Those Who Cannot See


Insane Englishwoman


An original work (and therefore copyright)  written for the Royal Academy of Bards Valentine Special 2011.



"The silent morning was torn asunder by the scream".

"Oh my God, you're not telling me you started the story like that?"

"Yes. Why? What's wrong with it?"

"It's pants, that's why. Total rubbish." Anne raised her head, to glare at  Leslie from her position prone on the sofa, before resting her chin back on her folded hands. "If you think I'm beta-reading tosh like that you've got another think coming!"

"But I haven't written any more than the first line, how do you know it'll be tosh?"

"It is tosh. And you know it. If you didn't know it then you would have written more than the first line. Because the first line sets the tone for the story. You know that. You taught me that when I started reading for you!"

"I haven't written any more because I'm blocked."

"You're blocked because it's tosh." Anne rolled over and sat up. "All right, if you're convinced you're writing a good story tell me what it's about. Who are your protagonists and what are they doing."

"Well,  it's a romance of course, and it's set in Scotland..."

"Why Scotland?"

"It's for a Scottish magazine."

"Oh God, not The People's Friend!?"

"There's nothing wrong with The People's Friend. They pay nicely and they buy a lot of stories; and stop interrupting."

"Sorry." Anne didn't look sorry but Leslie chose to ignore the small smirk.

"Anyway. It's set in Scotland, the heroine Fiona has just started her new job as a ward sister at a hospital in the Orkneys..."

"Are there any hospitals in the Orkneys?"

"Interrupting again!" Leslie glared at her best friend before continuing, "Yes, there is one, actually." She raised her head, leant backwards, and  pointed her nose in the air in an attitude of superiority. "I always do my research." She relaxed and confessed, " Sometimes, I admit, I research too much and the writing doesn't get done. Anyway, there is a hospital in the Orkneys. Just the one though.  

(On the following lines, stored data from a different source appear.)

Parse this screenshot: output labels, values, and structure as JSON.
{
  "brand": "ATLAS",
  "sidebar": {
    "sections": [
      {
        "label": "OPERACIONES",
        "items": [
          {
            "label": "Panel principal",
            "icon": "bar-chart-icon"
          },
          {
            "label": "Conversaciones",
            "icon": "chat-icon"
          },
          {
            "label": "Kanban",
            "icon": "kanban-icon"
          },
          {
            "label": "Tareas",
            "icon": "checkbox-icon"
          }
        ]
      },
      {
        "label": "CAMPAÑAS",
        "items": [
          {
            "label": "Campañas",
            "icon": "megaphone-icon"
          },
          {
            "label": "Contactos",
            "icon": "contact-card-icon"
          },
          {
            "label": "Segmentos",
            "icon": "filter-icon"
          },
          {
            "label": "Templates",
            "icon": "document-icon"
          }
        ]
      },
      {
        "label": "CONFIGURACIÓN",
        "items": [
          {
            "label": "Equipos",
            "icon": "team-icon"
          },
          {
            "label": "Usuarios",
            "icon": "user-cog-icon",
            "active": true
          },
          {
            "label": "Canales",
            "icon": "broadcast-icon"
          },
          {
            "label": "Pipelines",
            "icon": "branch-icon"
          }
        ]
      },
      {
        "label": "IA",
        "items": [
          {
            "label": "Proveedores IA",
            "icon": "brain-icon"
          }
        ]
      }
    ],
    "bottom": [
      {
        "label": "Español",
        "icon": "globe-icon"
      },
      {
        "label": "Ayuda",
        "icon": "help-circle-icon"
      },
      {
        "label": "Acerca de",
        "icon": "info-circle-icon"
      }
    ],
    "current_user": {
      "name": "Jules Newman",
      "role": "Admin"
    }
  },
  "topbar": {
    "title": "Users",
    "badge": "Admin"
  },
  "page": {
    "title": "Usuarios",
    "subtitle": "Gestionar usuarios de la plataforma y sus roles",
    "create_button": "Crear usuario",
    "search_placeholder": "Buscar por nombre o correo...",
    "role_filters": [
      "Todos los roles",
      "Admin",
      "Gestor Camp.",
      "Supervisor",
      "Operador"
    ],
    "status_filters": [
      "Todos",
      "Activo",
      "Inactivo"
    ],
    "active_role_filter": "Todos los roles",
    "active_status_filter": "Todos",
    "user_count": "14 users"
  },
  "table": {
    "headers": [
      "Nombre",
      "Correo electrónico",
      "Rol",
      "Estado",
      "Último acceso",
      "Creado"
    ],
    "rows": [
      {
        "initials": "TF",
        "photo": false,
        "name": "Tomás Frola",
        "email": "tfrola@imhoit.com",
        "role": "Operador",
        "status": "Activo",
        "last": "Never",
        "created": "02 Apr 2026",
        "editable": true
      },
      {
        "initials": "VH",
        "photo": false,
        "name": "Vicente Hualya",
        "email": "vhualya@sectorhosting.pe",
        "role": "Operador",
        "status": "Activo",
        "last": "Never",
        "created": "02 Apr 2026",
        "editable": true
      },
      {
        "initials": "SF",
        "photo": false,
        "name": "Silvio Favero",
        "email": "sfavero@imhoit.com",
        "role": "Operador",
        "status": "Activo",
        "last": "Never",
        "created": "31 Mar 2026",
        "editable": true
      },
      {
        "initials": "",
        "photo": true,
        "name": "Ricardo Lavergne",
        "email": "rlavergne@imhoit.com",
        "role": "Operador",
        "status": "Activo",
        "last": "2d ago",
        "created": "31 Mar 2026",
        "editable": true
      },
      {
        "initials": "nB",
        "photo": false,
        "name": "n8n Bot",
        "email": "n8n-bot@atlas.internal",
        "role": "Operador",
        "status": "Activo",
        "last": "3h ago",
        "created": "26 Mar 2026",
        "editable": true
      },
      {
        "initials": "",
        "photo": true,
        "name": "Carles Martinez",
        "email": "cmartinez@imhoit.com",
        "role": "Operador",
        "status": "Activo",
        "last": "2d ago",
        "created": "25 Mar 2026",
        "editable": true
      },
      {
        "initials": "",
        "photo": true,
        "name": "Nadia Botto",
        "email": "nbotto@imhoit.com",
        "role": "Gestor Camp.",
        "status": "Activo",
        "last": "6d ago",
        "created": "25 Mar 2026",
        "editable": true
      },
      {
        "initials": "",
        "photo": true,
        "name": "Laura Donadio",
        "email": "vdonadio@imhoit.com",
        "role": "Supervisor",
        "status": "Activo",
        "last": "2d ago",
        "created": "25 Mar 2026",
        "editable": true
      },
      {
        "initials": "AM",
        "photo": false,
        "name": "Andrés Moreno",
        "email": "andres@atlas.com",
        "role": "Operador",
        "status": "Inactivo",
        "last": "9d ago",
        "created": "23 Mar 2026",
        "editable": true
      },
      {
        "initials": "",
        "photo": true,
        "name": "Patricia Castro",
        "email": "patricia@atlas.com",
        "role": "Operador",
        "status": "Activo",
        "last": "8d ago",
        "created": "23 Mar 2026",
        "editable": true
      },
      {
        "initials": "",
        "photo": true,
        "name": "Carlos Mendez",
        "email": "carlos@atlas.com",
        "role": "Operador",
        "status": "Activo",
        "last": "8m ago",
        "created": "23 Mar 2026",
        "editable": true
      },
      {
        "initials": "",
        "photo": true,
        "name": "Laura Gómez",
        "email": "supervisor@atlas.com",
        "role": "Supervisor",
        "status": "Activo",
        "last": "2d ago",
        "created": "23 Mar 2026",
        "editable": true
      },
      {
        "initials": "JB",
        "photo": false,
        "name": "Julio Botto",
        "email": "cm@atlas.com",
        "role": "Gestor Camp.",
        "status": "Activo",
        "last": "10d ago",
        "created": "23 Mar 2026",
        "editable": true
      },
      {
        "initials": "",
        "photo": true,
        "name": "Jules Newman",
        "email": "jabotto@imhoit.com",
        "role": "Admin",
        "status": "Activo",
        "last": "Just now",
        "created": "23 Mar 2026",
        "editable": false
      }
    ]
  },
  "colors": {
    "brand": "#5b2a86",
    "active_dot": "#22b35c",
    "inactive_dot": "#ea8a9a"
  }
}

"Fiona has just started her first shift when she gets into an argument with the brother of one of her patients. He's a handsome local farmer..."

"Who, the patient or the brother?"

"The patient's brother. Will you shut up and listen!"


"The farmer, Alasdair..."

"Alasdair? Could you be any more stereotypical!"

"The People's Friend likes that sort of thing, besides, I didn't originally choose that, I wanted to call him something less obvious but I couldn't remember if Lindsay with an 'A' or Lindsey with an 'E' was the man's name. I have enough trouble with my own name because my father spelt it as the male, L-e-s-l-i-e, instead of the female version, L-e-s-l-e-y. I didn't want my poor character to get all upset by the same jokes and comments that I get."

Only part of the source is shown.